- Directed by: Alexander Ramati
- Written by: Alexander Ramati
- Produced by: Anthony B. Unger
- Starring: Maximilian Schell Irene Papas Raf Vallone
- Cinematography: Christian Matras
- Edited by: Peter Weatherley
- Music by: Cristóbal Halffter
- Production companies: David Films Pro Artis Ibérica
- Distributed by: Commonwealth United Entertainment (US) Ízaro Films (Spain)
- Release date: March 26, 1967;
- Running time: 104 minutes
- Countries: Spain United States
- Language: English

= The Desperate Ones =

1967 film

The Desperate Ones or Beyond the Mountains (Spanish: Más allá de las montañas) is a 1967 American-Spanish dramatic adventure film directed by Alexander Ramati and starring Maximilian Schell, Irene Papas and Raf Vallone.

==Plot==
Following the Nazi-Soviet Pact in 1939 and the subsequent invasion of Poland, two brothers are sent to the gulag in Siberia.

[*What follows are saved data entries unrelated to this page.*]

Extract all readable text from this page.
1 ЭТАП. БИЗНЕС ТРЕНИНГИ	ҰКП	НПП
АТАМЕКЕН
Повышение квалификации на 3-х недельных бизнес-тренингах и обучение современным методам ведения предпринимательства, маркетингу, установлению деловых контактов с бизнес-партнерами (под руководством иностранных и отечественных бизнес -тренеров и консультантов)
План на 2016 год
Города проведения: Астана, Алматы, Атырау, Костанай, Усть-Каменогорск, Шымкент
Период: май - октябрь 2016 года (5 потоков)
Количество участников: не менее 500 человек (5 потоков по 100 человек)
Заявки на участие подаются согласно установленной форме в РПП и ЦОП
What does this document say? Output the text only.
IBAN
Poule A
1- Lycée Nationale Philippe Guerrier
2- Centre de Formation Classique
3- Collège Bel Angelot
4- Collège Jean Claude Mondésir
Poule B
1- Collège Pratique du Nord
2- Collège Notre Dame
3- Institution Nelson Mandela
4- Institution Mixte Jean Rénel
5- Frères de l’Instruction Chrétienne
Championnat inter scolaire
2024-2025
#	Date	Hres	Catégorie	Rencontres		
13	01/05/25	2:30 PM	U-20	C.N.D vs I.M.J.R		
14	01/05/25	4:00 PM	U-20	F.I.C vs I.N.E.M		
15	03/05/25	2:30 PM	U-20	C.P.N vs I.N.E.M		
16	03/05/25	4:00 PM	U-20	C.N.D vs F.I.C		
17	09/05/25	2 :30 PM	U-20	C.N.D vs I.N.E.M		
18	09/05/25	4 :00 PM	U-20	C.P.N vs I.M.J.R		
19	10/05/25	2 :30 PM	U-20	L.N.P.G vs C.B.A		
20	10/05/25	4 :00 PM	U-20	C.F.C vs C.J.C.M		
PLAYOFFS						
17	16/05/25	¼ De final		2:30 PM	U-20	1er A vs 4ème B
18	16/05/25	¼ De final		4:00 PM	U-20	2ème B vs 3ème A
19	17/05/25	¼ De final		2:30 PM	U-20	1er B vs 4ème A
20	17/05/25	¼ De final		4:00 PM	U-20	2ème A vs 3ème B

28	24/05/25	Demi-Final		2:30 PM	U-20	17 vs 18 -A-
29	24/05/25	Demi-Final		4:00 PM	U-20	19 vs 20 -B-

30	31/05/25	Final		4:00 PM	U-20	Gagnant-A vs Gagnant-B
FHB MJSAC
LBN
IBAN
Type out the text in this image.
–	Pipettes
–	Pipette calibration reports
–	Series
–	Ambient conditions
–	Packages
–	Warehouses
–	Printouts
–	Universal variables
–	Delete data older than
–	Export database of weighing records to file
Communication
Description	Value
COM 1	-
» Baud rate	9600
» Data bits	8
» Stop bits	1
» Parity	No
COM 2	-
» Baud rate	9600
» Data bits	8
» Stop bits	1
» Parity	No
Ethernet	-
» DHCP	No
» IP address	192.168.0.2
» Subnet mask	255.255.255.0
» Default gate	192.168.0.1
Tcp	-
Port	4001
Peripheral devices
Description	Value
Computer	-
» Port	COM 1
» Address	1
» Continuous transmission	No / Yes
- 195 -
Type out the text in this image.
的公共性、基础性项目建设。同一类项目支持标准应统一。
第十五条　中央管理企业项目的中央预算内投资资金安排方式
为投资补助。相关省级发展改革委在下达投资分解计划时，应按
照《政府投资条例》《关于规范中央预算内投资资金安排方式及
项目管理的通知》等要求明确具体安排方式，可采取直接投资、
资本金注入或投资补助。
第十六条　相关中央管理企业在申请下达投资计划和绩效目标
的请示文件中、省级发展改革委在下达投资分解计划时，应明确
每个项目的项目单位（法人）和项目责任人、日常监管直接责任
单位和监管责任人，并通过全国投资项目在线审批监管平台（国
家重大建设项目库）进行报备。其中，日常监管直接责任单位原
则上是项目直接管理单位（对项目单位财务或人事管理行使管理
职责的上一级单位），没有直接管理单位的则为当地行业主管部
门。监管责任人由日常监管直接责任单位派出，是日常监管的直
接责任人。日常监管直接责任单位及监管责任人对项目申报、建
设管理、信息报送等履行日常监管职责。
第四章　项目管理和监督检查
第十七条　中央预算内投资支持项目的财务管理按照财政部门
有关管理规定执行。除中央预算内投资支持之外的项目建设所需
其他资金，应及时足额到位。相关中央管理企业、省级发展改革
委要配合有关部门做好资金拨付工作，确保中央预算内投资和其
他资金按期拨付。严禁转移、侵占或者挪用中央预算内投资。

They manage to escape and undertake an epic attempt to make it to the border with Afghanistan.

==Cast==
- Maximilian Schell as Marek
- Irene Papas as Ajmi
- Raf Vallone as Victor
- Theodore Bikel as Kisielev
- Maria Perschy as Marusia
- Fernando Rey as Ibram
- George Voskovec as Doctor
- Alberto de Mendoza as Hamlat
- Antonio Vico as Ulug Beg
- Vicente Sangiovanni as Shura
- Boyd Holister as Ukrainian NKVD
- Danny Steinmann as NKVD Guard
- Mariela Chatlak as Aka
- Carmen Carbonell as Ulug Beg's Wife

==See also==
- The Way Back (2010)

==Bibliography==
- Goble, Alan. The Complete Index to Literary Sources in Film. Walter de Gruyter, 1999.